The company sells services and equipment to exploration and production companies, oilfield contractors, and industrial customers that need compression and related field support. A big part of its income comes from charging customers for rig time, field service work, and equipment rental or sales. Because much of the business depends on active drilling and well maintenance, demand tends to follow customer spending on energy development and production upkeep.
What makes Total Energy different is that it combines several related service lines under one roof rather than relying on just one rig type or one kind of customer. That gives it exposure to both drilling activity and ongoing well servicing and compression needs. For investors, it is best thought of as a service provider to the energy industry, earning money by supplying the tools, people, and equipment that producers need to build and maintain wells.

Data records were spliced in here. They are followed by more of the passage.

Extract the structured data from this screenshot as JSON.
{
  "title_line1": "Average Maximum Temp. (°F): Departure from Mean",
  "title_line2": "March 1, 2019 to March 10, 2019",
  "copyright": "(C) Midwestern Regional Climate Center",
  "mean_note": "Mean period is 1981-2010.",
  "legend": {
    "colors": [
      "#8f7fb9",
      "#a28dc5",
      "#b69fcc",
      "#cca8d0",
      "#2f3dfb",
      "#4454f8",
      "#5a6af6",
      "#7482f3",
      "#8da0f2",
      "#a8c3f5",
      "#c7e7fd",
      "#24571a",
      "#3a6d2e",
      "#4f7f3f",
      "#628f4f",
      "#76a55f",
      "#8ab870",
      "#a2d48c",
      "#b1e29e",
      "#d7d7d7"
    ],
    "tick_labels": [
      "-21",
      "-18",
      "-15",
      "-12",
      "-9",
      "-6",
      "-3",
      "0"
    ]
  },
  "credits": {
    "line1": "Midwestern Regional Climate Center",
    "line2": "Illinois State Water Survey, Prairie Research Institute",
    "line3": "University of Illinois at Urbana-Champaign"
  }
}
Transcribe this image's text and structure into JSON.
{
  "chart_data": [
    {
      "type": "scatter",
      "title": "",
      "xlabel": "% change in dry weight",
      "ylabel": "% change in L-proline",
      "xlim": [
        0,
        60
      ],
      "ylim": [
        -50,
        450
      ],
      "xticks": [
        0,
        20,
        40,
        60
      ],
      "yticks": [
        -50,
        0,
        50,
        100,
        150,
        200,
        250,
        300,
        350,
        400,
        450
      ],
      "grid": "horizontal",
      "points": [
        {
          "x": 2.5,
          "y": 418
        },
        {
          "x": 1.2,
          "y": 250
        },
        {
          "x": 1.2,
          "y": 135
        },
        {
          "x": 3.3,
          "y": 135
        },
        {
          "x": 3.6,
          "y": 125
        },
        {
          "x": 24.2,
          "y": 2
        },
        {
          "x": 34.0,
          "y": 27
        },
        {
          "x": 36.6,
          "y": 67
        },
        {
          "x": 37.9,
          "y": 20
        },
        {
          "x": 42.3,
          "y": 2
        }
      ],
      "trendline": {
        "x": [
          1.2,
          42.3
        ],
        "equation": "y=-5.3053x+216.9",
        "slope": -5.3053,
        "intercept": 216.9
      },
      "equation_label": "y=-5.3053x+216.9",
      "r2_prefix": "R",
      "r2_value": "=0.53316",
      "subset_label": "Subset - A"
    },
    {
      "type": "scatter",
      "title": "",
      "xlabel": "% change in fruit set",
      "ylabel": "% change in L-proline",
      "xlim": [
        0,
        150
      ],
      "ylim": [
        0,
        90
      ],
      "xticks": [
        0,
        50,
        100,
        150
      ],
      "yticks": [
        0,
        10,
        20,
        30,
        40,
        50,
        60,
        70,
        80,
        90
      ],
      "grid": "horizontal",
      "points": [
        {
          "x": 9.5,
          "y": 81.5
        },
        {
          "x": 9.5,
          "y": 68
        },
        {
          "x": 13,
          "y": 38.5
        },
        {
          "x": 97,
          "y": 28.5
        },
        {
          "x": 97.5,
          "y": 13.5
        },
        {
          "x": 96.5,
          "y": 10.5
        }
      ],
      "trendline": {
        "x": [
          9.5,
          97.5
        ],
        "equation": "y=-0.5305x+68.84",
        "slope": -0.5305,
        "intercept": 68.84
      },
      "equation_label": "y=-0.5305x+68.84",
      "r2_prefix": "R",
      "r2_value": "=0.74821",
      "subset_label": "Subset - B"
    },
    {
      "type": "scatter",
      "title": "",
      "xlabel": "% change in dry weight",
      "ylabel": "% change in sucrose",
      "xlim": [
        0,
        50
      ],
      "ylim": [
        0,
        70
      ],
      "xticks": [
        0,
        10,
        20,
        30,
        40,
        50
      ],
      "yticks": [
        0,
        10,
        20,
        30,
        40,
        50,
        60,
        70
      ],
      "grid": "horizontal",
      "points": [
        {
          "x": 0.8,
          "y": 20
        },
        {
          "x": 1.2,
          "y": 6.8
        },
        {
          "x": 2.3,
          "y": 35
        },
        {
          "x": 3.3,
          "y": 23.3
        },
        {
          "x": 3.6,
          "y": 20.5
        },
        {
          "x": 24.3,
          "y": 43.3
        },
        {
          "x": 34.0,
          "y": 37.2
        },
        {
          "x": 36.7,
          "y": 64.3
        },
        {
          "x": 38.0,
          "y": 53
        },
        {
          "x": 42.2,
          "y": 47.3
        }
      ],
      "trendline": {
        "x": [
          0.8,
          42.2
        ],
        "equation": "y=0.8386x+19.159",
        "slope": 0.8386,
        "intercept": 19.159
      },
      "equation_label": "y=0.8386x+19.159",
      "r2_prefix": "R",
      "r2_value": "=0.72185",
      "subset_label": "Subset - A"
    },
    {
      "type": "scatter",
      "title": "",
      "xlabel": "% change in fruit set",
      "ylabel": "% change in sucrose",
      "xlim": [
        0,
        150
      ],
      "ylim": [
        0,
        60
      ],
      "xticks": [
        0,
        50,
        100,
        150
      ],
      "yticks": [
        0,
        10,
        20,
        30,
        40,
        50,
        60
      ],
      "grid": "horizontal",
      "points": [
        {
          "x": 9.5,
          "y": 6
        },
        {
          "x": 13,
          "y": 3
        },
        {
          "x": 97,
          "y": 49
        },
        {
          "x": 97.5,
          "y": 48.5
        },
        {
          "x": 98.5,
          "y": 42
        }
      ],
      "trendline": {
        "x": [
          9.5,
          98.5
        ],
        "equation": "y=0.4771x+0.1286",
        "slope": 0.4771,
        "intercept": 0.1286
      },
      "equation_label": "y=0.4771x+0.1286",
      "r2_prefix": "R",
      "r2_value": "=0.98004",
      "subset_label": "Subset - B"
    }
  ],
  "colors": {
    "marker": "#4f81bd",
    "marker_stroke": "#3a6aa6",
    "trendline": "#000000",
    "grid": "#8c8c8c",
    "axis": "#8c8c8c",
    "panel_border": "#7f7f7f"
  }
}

Record results: Total Energy reported record quarterly and annual financial results for the year ended December 31, 2025, driven by stronger North American demand for compression and higher activity in Australia.
Revenue mix shift: Consolidated Q4 revenue rose 22% YoY, with CPS revenue up $45.3 million, Well Servicing up $4.9 million and CDS up $4.1 million—Australia now represents 23% of Q4 revenue (up from 19%).
Margins: Consolidated Q4 gross margin was 22%, down 130 bps YoY, largely because CPS and Well Servicing (lower-margin businesses) made up a larger share of revenue.
Backlog strength: Fabrication sales backlog was $446.7 million at Dec. 31, 2025, up $257.7 million (136%) YoY and $65.9 million (17%) vs Sept. 30, 2025—management says this provides visibility into 2027.
Cash and leverage: Cash was $59.6 million and positive working capital was $108 million; cash exceeded bank debt by $4.6 million. Senior bank debt to bank EBITDA was 0.03 and bank-defined EBITDA to interest was 44.4x.
Capital allocation: The company funded $93.7 million of capex in 2025, returned $38.8 million to shareholders, and announced a $31.6 million increase to 2026 capital budget to upgrade two drilling rigs.
Portfolio actions: Management is exiting the U.S. Well Servicing business (12 service rigs involved) and sold equipment in February; proceeds and gains will be reflected in Q1 results.
CPS momentum and constraints: CPS revenue rose 39% YoY and EBITDA rose $10.6 million (61%); management cites strong demand but component lead times (e.g., Cat engines at ~115 weeks) and floor capacity as constraints.